City officials announced over a year ago that the Red Barn within the city park would be torn down to make room for updates and additions. Since that time, as stated by Salem resident and former city council member, Annette Grimmette Gibson, “It has been a hot topic.”
Children attended summer camps at the Red Barn. Weddings and birthday parties, Easter Egg hunts, and dance classes were held there. The “Greenbrier Billy Davis Barn,” named for a Revolutionary War veteran, has been part of Salem’s history since 1899 when it first served as a barn for the Salem Industrial Home for Girls to use for gardening.
Gibson played a role in starting the nonprofit organization, ACTS, Actions of Compassion Transforming Salem, about three years ago. ACTS started by feeding the homeless but has since expanded to include beautification projects throughout Salem.
Gibson said she approached City Council requesting they consider allowing ACTS to take over the updates and upkeep of the Red Barn. She proposed ACTS would write grants to fund the project, along with soliciting monetary donations and hosting volunteer work parties. According to Gibson, City Council denied this request.

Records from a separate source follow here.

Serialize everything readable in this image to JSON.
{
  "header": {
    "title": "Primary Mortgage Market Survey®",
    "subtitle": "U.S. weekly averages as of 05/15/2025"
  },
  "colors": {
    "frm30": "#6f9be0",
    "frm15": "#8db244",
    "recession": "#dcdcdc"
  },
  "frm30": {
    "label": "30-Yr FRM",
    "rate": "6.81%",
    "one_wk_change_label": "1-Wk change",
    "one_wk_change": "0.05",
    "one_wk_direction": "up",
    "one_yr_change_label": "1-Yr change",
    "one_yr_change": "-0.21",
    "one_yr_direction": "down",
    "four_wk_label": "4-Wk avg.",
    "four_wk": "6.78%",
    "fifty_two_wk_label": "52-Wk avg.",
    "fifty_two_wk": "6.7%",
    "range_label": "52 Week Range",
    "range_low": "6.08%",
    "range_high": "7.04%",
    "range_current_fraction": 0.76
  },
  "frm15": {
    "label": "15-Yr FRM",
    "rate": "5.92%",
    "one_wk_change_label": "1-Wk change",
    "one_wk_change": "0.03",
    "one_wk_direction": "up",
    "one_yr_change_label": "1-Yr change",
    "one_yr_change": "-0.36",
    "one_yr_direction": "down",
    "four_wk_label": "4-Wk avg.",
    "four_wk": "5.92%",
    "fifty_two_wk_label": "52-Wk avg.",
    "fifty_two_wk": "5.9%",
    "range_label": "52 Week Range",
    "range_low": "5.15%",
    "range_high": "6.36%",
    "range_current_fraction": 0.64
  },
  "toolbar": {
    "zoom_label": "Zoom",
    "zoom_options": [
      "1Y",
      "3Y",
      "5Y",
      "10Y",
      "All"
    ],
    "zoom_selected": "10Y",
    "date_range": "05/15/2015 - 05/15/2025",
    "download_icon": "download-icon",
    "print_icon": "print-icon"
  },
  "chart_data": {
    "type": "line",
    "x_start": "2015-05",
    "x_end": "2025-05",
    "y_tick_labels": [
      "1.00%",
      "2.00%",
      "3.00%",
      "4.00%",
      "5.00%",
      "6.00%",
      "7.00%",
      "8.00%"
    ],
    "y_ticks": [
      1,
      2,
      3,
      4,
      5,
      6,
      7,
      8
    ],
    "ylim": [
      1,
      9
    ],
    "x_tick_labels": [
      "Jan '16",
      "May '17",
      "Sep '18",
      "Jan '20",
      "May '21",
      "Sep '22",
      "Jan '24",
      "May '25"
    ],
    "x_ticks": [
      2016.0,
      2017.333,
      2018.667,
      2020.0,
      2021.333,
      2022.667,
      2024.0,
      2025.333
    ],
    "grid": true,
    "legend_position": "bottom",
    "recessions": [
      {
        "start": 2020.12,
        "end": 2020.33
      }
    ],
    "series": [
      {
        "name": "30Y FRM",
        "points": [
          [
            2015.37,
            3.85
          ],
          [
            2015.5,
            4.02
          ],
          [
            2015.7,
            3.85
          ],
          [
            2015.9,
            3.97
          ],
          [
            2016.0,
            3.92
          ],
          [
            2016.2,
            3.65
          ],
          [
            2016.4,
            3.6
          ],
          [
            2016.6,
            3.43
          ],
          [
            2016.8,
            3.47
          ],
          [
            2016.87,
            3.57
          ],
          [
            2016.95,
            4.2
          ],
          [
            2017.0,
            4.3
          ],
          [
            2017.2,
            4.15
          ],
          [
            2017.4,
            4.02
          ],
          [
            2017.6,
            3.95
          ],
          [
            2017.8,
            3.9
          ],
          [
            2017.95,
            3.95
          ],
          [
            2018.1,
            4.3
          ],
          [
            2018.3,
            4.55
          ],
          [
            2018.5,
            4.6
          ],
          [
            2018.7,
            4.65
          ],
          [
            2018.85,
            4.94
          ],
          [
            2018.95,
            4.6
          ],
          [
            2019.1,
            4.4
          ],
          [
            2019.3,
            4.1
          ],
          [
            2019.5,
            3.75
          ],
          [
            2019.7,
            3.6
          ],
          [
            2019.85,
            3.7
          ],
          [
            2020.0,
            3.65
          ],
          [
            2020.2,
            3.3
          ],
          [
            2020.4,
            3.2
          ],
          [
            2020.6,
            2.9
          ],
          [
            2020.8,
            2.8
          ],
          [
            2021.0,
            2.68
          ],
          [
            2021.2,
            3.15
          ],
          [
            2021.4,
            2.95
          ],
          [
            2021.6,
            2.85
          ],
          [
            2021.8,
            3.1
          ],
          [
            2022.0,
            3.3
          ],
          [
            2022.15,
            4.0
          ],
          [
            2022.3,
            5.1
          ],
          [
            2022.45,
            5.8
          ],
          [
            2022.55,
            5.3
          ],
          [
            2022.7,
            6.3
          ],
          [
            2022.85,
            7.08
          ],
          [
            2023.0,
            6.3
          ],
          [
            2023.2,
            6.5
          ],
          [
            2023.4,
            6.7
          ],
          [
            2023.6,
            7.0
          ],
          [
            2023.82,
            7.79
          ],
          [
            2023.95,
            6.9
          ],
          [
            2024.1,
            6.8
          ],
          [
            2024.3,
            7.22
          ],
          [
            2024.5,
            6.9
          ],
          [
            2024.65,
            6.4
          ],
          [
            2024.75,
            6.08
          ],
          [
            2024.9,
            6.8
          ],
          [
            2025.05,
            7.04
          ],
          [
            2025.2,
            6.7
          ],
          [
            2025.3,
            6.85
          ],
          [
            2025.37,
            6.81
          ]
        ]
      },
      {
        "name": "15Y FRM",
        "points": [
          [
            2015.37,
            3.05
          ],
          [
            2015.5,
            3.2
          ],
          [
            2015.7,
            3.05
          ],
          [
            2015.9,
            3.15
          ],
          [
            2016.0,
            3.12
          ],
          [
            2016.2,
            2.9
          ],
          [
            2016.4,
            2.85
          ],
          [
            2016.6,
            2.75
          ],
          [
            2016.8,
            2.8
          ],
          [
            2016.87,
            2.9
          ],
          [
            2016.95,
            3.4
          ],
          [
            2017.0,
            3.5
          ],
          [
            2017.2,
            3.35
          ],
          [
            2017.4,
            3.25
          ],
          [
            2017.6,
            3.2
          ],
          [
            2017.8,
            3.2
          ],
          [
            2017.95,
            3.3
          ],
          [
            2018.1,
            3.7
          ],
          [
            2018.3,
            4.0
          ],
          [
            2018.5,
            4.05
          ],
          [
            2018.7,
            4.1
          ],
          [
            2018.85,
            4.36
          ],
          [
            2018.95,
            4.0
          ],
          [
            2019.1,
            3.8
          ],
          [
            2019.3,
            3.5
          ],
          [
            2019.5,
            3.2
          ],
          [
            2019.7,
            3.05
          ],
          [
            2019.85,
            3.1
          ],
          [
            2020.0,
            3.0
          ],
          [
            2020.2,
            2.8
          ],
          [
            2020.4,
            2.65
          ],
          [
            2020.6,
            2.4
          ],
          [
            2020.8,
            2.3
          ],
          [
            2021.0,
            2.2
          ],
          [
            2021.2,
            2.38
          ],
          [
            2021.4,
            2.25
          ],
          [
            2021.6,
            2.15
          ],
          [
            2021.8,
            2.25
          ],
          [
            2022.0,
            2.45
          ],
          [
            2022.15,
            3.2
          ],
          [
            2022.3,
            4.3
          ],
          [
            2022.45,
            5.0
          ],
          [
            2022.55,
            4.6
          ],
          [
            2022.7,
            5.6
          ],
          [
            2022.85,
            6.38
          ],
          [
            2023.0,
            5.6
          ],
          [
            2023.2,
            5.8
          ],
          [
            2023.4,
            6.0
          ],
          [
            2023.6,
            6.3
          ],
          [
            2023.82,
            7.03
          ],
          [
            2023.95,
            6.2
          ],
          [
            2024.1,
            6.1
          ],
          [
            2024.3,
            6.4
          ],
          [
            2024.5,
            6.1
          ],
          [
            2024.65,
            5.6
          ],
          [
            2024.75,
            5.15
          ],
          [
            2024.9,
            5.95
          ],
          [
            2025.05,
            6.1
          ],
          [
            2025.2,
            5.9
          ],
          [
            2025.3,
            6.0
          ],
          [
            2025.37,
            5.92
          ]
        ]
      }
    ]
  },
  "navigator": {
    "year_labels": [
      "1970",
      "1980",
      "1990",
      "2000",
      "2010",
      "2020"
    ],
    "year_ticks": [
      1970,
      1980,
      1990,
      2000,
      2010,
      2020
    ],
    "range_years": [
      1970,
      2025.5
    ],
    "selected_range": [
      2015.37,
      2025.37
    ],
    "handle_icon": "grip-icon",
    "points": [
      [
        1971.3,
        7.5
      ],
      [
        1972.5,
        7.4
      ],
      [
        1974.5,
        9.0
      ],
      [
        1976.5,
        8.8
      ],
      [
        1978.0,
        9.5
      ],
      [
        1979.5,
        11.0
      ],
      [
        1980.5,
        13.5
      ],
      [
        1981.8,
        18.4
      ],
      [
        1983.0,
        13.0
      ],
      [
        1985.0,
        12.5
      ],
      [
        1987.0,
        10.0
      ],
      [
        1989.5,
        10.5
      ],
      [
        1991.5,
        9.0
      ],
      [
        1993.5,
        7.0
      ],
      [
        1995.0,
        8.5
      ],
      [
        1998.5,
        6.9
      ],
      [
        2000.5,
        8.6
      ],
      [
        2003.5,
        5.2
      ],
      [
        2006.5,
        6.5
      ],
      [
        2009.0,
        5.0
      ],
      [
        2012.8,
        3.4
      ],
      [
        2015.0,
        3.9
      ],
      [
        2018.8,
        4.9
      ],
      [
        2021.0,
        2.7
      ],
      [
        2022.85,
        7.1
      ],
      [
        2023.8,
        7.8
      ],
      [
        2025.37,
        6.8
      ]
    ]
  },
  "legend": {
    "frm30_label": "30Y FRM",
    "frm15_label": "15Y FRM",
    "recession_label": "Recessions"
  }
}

Salem City Manager Ronnie Davis did not return phone calls.
But he previously said the city planned to build restrooms and picnic pavilions.
“We’re hoping for peewee football fields and soccer fields, and we’re making all that area more ball fields and spreading a few little parks through our town,” he previously said.
While the barn was vandalized over time, some residents like Geoffrey Steele felt the barn was still salvageable. Steele, who said he started a petition that received over 1,300 signatures, also said he asked about the barn during the April 12 Council meeting but was told it would be discussed in executive session.
The barn was torn down the following day.